6. Resource management
Requirements for how resources are managed and applied to meet the quality objectives, including personnel, equipment, and training.
7. Product realization
Maps the requirements for the end-to-end medical device product realization process, including:
- Production and manufacture;
- Capturing and actioning feedback;
- Planning;
- Design;
- Purchasing; and
- Traceability.
8. Measurement, analysis, and improvement
Breaks down how to monitor and analyze the processes with a view to continuous refinement and improvement. Core considerations include:
- Auditing;
- CAPAs;
- Non-conformance control; and
- Measuring and maximizing customer satisfaction and patient/product safety.
In preparation for an ISO 1345 audit, best practices include:
- Device master record explicitly defining QMS requirements. The ISO 13485 medical device file is a key document needed to demonstrate compliance to the standard. The MDF should document the device’s design, development, and testing activity to prove that it works as intended. It should also include the risk management activities, as well as any post-market surveillance data once the device is in the market.
- Feedback and review system for non-conformance detection;
- Product quality control (monitoring and measuring) throughout production process;
- Set quality requirements must be met before product release and delivery;
- Advisory notices, rework activity, release of non-conforming product (which still meets regulatory requirements) must be documented;
- Personnel require access to procedures, requirements; and reference materials at the point of work;
- Unique and specific records for every approved and verified device batch;
- Installation and verification device requirements;
- Maintained records of device installation, verification and servicing activities and procedures;
- QMS containing product specification documents and quality policy, with a framework for reviews and updates controlled by the management team;
- Management must verify QMS goals and compliance;
- Documented procedures for shelf life, quality data collection/analysis/ retention, maintenance activity, risk/environment management, adverse event flagging, product conformity, identification, returns, maintenance, labeling and packaging.
- Ensure CAPA standards are met-Refer to the FDA’s inspection guidelines and to ISO 13485 8.5.3 (prevention) and ISO 13485 8.5.2 (correction);
- Implement complaint procedures-Establish complaint procedures following the guidelines laid out in FDA CFR 820.198 and ISO 13485 8.2.2. A lack of standard procedures for handling complaints or failure to provide evidence that they followed procedures is the second most common reason organizations received a 483 observation;
- Include purchasing controls-Create a written procedure for supply chain management to reduce the risk of noncompliance or supplier risks that could compromise your device quality.
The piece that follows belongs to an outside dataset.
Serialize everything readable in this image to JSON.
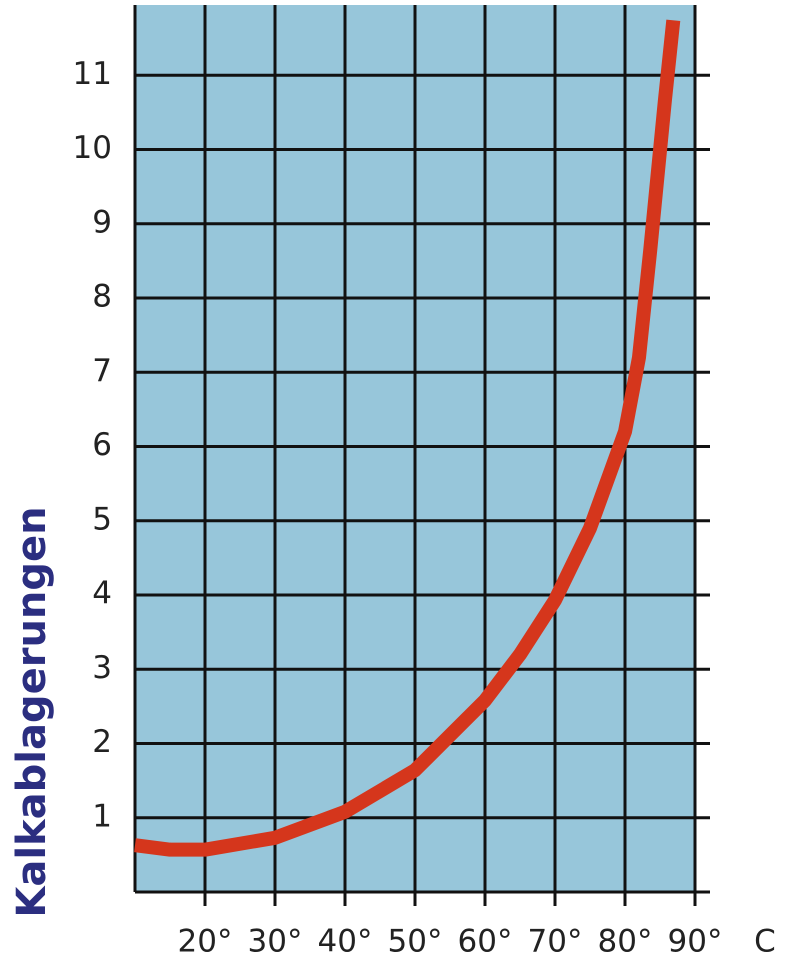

- Develop MDR procedures-MDR (Medical Device Reporting) should include events and annual reports as detailed under FDA CFR 803.17 and ISO 13485:2016. Written procedures and systems are critical for compliance with record-keeping guidelines for MDR;
- Create a process to prepare for the audit-Review the following areas every three months: Design, Trainings, Purchasing, and Quality assurance;
- Focus on upstream quality-Manufacturers use the term “Upstream Quality (UQA)” to refer to a concept that relates to quality from the start. Focusing on UQA means putting effort into planning in the early stages to reduce quality issues later down the line;
- An eQMS -Electronic quality management systems designed for life sciences companies are built using the ISO 13485 framework for quality control, operational efficiency, regulatory compliance, and the safe manufacture of medical devices. The eQMS should provide essential functions such as document control, training, and the ability to expand to other areas — like CAPA. The eQMS is essential for risk management, testing, and other procedures to streamline product submission.